Core tech has long been my passion as a product manager, entrepreneur, and investor: chips, systems, networking, storage, security, and distributed software. Thease are the core technologies enabling the cloud and mobile. There is an active conversation in the industry right now: Are some of the other technologies enabling the cloud going the way of semiconductors, which is to say is it becoming the domain solely of very large incumbent tech companies?
The simple fact is that as the total computing market continues to expand, subsegments of the market emerge where business customers want simple, integrated, optimized solutions for their specific needs.
Why do enterprise customers want an integrated solution? Your customers no longer believe they should be doing the systems-integration work themselves or getting a sub-optimal solution. Numerous segments of numerous industries are becoming large enough that they can turn sector-specific solutions into billion-dollar businesses. While Cisco was offering one common operating system for all of its switches, Arista (ANET:$5.6B) build a new switch OS focused for cloud networking. While IBM, HP, EMC, Dell, etc. were trying to sell servers and storage for all workloads, Nutanix (NTNX$3.9B) built a solution converging servers and storage for virtual desktop and VMWare environments. While Qualcomm and Samsung were focused on mobile processors to power all types of connected devices, MobileEye (MBLY:$8.1B) built an optimized silicon solution for autonomous driving. We see startup opportunities for new verticals and workload-oriented core technology products and cloud services that are focused on driving delight for their target buyer.
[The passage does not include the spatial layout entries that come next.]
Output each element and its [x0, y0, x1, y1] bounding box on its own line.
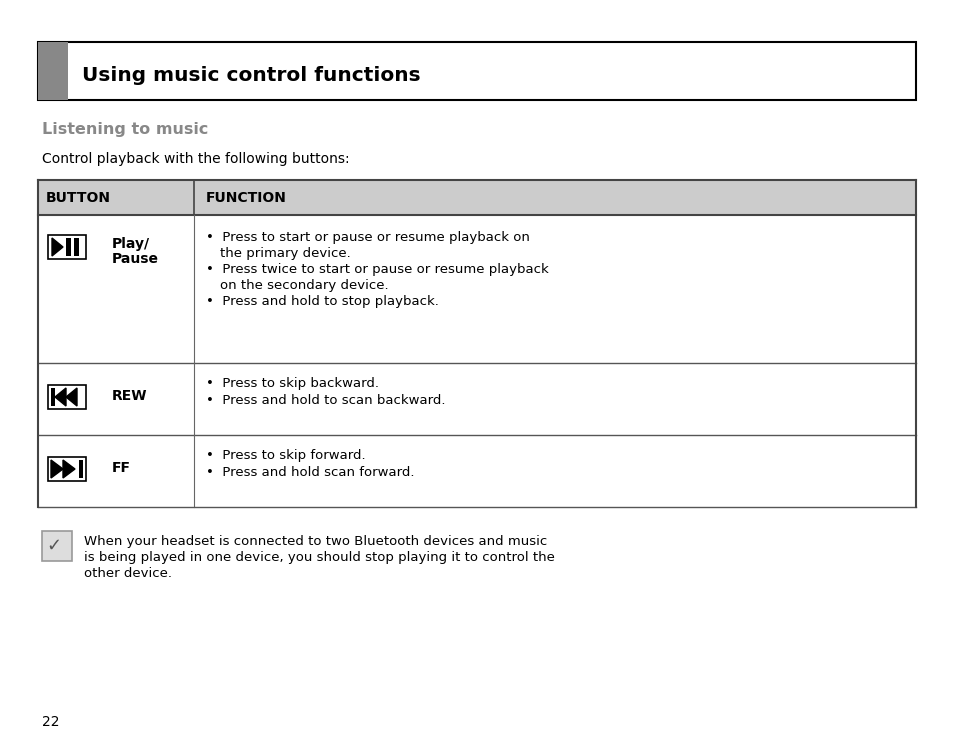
Text: Play/: Play/: [112, 237, 150, 251]
Text: •  Press to skip forward.: • Press to skip forward.: [206, 449, 365, 462]
Polygon shape: [66, 388, 77, 406]
Text: FF: FF: [112, 461, 131, 475]
Bar: [48, 385, 86, 409]
Text: Control playback with the following buttons:: Control playback with the following butt…: [42, 152, 349, 166]
Bar: [42, 531, 71, 561]
Text: ✓: ✓: [46, 537, 61, 555]
Polygon shape: [63, 460, 75, 478]
Text: Listening to music: Listening to music: [42, 122, 208, 137]
Bar: [38, 435, 915, 507]
Text: When your headset is connected to two Bluetooth devices and music: When your headset is connected to two Bl…: [84, 535, 547, 548]
Bar: [38, 42, 68, 100]
Text: •  Press and hold to stop playback.: • Press and hold to stop playback.: [206, 295, 438, 308]
Text: is being played in one device, you should stop playing it to control the: is being played in one device, you shoul…: [84, 551, 555, 564]
Text: REW: REW: [112, 389, 148, 403]
Bar: [38, 363, 915, 435]
Text: FUNCTION: FUNCTION: [206, 191, 287, 205]
Bar: [79, 460, 83, 478]
Bar: [51, 388, 55, 406]
Bar: [66, 238, 71, 256]
Text: the primary device.: the primary device.: [220, 247, 351, 260]
Polygon shape: [52, 238, 63, 256]
Bar: [38, 180, 915, 215]
Text: on the secondary device.: on the secondary device.: [220, 279, 388, 292]
Text: Using music control functions: Using music control functions: [82, 65, 420, 85]
Text: •  Press and hold to scan backward.: • Press and hold to scan backward.: [206, 394, 445, 407]
Text: •  Press twice to start or pause or resume playback: • Press twice to start or pause or resum…: [206, 263, 548, 276]
Polygon shape: [55, 388, 66, 406]
Text: •  Press and hold scan forward.: • Press and hold scan forward.: [206, 466, 414, 479]
Bar: [74, 238, 79, 256]
Bar: [38, 215, 915, 363]
Text: 22: 22: [42, 715, 59, 729]
Bar: [38, 42, 915, 100]
Text: •  Press to skip backward.: • Press to skip backward.: [206, 377, 378, 390]
Polygon shape: [51, 460, 63, 478]
Bar: [48, 457, 86, 481]
Text: Pause: Pause: [112, 252, 159, 266]
Bar: [48, 235, 86, 259]
Text: •  Press to start or pause or resume playback on: • Press to start or pause or resume play…: [206, 231, 529, 244]
Text: other device.: other device.: [84, 567, 172, 580]
Text: BUTTON: BUTTON: [46, 191, 111, 205]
The successful companies in core tech will be the user-centric companies. User-centric always beats technology-centric, and this is even more so in enterprise than in consumer. In enterprise, especially core tech, the marrying of organizational dynamics with technology is essential. Tech used to be the hammer to solve a nail problem. Then it was “Here’s some cool tech; let’s find a market for it.” Now it’s much more detailed: “Who is my customer in a given horizontal or vertical, and how do I integrate with them, building the best solution that addresses their top needs.” That’s the user-centric approach.
Where industries are transformed, so too are people. We’re seeing this among the founders who are best suited to the next generation of startups. It used to be that expertise didn’t really matter: you were on the frontier and you did things fast. The old way was just building a product and finding a business-development person later to go sell it. That model doesn’t work anymore: Who you’re going to sell to is as important as what you’re going to sell.
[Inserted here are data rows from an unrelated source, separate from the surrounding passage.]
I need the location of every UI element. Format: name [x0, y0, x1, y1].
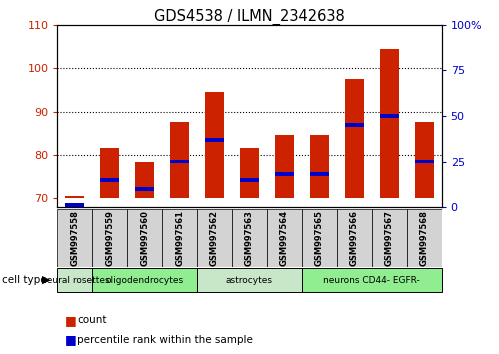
- Bar: [205, 92, 224, 198]
- Text: GSM997561: GSM997561: [175, 210, 184, 266]
- Text: GSM997559: GSM997559: [105, 210, 114, 266]
- Bar: [127, 209, 162, 267]
- Text: oligodendrocytes: oligodendrocytes: [106, 275, 184, 285]
- Bar: [205, 138, 224, 142]
- Bar: [267, 209, 302, 267]
- Bar: [100, 178, 119, 182]
- Text: neural rosettes: neural rosettes: [40, 275, 109, 285]
- Bar: [372, 209, 407, 267]
- Text: cell type: cell type: [2, 275, 47, 285]
- Text: neurons CD44- EGFR-: neurons CD44- EGFR-: [323, 275, 420, 285]
- Bar: [310, 136, 329, 198]
- Text: GSM997568: GSM997568: [420, 210, 429, 266]
- Bar: [275, 136, 294, 198]
- Text: astrocytes: astrocytes: [226, 275, 273, 285]
- Bar: [57, 268, 92, 292]
- Bar: [415, 160, 434, 164]
- Bar: [310, 172, 329, 176]
- Bar: [57, 209, 92, 267]
- Text: ▶: ▶: [42, 275, 51, 285]
- Bar: [380, 114, 399, 118]
- Bar: [197, 209, 232, 267]
- Text: GSM997566: GSM997566: [350, 210, 359, 266]
- Text: percentile rank within the sample: percentile rank within the sample: [77, 335, 253, 345]
- Text: GSM997567: GSM997567: [385, 210, 394, 266]
- Text: GSM997565: GSM997565: [315, 210, 324, 266]
- Bar: [380, 48, 399, 198]
- Bar: [65, 196, 84, 198]
- Bar: [232, 209, 267, 267]
- Text: GSM997558: GSM997558: [70, 210, 79, 266]
- Bar: [65, 203, 84, 207]
- Text: GSM997563: GSM997563: [245, 210, 254, 266]
- Bar: [162, 209, 197, 267]
- Bar: [415, 122, 434, 198]
- Bar: [135, 161, 154, 198]
- Bar: [337, 209, 372, 267]
- Bar: [92, 268, 197, 292]
- Bar: [345, 123, 364, 127]
- Bar: [100, 148, 119, 198]
- Bar: [302, 209, 337, 267]
- Text: count: count: [77, 315, 107, 325]
- Bar: [240, 178, 259, 182]
- Bar: [302, 268, 442, 292]
- Text: ■: ■: [65, 333, 77, 346]
- Bar: [407, 209, 442, 267]
- Bar: [170, 160, 189, 164]
- Text: ■: ■: [65, 314, 77, 327]
- Text: GDS4538 / ILMN_2342638: GDS4538 / ILMN_2342638: [154, 9, 345, 25]
- Text: GSM997564: GSM997564: [280, 210, 289, 266]
- Text: GSM997560: GSM997560: [140, 210, 149, 266]
- Bar: [197, 268, 302, 292]
- Bar: [275, 172, 294, 176]
- Bar: [170, 122, 189, 198]
- Bar: [240, 148, 259, 198]
- Text: GSM997562: GSM997562: [210, 210, 219, 266]
- Bar: [345, 79, 364, 198]
- Bar: [135, 187, 154, 191]
- Bar: [92, 209, 127, 267]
Today you need multi-disciplinary expertise: you need the business knowledge in the specific domain, you need the product experience, and you need the engineering expertise — and you need all of that among the founding team from the start.
The transformation to tech is about a monumental change. It’s about altering industries for which change has been a long time coming. Managing that change requires a combination of vision and action. Great founders see where things are headed, and they’re building something toward that horizon — it’s something everyone wants to be part of: colleagues, investors, employees, customers, and the given industry as a whole. At Mayfield, as we look at the industries likely to give birth to billion-dollar businesses, that’s the kind of founder we bet on.